En cambio, Halloran pensaba en la respuesta de la joven.
—¿Por qué quería matarte? —preguntó.
—No... lo sé. —La mirada en los ojos de Erix lo convenció de que ella decía la verdad.
—Vamos, Erix —la urgió Kachin, en payit—. Debemos volver a Ulatos ahora mismo. Tenemos que abandonar a estos extranjeros.
—¿Y qué me dices de los peligros de Ulatos? —Erix recordaba con toda claridad su secuestro en el templo.
—Me ocuparé personalmente de tu seguridad. La santidad de los terrenos del Canciller del Silencio no volverá a ser violada.
Erix se volvió hacia los dos legionarios.
—Encontraréis la playa en cuanto salgamos de aquí. Vuestros amigos están al este. Kachin y yo volveremos a nuestra ciudad, hacia el oeste. —Se dirigió hacia el portal; entonces se detuvo y miró a Halloran—. Que vuestro viaje transcurra en paz.

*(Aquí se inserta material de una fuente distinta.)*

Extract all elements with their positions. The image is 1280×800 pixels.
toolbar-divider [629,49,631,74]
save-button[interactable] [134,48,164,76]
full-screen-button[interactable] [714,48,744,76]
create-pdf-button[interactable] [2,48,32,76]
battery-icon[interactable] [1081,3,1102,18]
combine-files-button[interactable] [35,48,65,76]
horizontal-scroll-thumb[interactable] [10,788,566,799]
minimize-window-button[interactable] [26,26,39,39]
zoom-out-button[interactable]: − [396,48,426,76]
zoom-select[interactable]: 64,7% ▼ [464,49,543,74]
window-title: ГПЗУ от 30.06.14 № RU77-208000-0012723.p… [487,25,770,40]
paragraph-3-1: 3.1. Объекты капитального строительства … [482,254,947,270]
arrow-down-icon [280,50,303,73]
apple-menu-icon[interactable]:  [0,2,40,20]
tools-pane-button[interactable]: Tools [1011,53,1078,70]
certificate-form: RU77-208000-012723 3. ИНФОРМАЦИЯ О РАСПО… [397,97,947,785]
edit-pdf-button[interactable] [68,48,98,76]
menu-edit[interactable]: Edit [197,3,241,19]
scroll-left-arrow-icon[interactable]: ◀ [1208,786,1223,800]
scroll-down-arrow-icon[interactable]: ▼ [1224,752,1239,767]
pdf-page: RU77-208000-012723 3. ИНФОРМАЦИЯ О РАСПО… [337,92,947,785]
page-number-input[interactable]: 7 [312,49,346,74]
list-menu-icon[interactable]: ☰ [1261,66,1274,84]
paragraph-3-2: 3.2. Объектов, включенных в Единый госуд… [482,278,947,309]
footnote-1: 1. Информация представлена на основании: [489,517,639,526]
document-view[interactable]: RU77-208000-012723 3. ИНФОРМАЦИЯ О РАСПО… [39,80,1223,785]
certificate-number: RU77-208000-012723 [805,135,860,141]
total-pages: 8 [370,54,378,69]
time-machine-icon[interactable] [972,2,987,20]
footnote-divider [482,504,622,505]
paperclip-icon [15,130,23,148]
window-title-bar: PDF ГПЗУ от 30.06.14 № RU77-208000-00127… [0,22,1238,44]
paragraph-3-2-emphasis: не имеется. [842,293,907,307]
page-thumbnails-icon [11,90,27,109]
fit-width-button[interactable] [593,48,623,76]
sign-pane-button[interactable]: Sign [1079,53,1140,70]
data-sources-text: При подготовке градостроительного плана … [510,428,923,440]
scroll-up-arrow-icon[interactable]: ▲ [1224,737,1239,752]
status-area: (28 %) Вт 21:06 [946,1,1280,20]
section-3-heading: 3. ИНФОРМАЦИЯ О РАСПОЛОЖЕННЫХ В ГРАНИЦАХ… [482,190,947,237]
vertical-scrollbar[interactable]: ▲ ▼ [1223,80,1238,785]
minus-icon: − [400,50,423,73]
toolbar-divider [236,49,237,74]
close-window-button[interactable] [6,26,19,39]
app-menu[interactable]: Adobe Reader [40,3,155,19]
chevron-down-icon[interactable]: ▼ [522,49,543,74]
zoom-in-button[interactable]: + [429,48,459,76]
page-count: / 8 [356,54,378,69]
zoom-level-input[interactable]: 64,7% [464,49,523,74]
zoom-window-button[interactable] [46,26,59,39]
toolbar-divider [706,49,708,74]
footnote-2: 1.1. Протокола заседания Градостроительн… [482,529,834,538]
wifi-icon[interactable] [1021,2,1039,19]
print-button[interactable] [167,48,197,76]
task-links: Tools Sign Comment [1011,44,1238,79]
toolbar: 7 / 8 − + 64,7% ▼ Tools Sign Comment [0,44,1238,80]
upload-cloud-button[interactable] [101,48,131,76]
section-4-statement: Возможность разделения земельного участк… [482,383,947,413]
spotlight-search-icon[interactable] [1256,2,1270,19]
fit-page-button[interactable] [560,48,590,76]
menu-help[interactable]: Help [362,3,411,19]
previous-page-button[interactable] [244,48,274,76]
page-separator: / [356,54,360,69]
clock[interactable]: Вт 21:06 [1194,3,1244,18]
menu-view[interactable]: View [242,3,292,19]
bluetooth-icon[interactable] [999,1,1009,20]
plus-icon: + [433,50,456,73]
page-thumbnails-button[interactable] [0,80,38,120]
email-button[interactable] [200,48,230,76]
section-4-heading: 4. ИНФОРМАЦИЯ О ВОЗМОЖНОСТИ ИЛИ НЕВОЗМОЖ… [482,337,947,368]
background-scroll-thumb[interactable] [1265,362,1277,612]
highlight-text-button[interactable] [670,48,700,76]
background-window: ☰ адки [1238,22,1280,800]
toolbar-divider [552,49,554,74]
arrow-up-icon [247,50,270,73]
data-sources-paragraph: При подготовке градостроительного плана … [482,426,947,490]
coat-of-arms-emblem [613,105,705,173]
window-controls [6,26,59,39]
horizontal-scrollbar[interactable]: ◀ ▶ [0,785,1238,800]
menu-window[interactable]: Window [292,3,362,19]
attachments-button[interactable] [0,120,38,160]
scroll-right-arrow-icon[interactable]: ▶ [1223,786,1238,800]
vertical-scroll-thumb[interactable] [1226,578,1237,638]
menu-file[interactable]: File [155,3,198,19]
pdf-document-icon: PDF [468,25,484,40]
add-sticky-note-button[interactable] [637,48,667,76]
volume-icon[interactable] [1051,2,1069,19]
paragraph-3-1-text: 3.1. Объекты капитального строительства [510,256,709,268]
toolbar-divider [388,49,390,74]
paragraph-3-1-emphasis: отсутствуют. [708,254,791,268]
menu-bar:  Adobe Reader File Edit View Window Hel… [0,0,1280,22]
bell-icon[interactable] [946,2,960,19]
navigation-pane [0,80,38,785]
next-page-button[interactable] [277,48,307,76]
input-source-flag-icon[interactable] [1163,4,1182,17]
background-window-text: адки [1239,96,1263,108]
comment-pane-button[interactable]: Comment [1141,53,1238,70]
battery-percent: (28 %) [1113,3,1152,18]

El joven volvió a mirar a la mujer. Parecía mucho mayor que Martine, e incluso que él mismo. Sospechaba que todavía no había cumplido los veinte años, pero se comportaba con una madurez y una gracia que lo fascinaban hasta el punto de imponerle respeto.
Sin embargo, la imagen del rostro de Martine marcado por el terror volvió a surgir en su mente. ¡No había cumplido con su responsabilidad de defenderla! Había muerto, porque un sacerdote loco la había tomado por la mujer que ahora tenía ante él. Quizás esto debería haberle hecho sentir furia contra Erix; en cambio, sólo despertó aún más su curiosidad.
—Espero que volvamos a encontrarnos —respondió él, con una reverencia.
Halloran fue el primero en subir la escalera para salir del templo. La luz de la aurora se filtraba entre la vegetación, y alcanzó a ver la playa entre los árboles.
Erix lo siguió, y después se detuvo para dirigirle una última mirada. Kachin, que iba detrás de ella, hizo una pausa en el portal.
De pronto, apareció una expresión de alarma en el rostro del sacerdote. Sin perder un segundo, se abalanzó sobre Erix y la apartó de un empellón. La flecha negra dirigida hacia el corazón de la muchacha se hundió entre las costillas del hombre. Kachin soltó un grito de dolor, y cayó al suelo.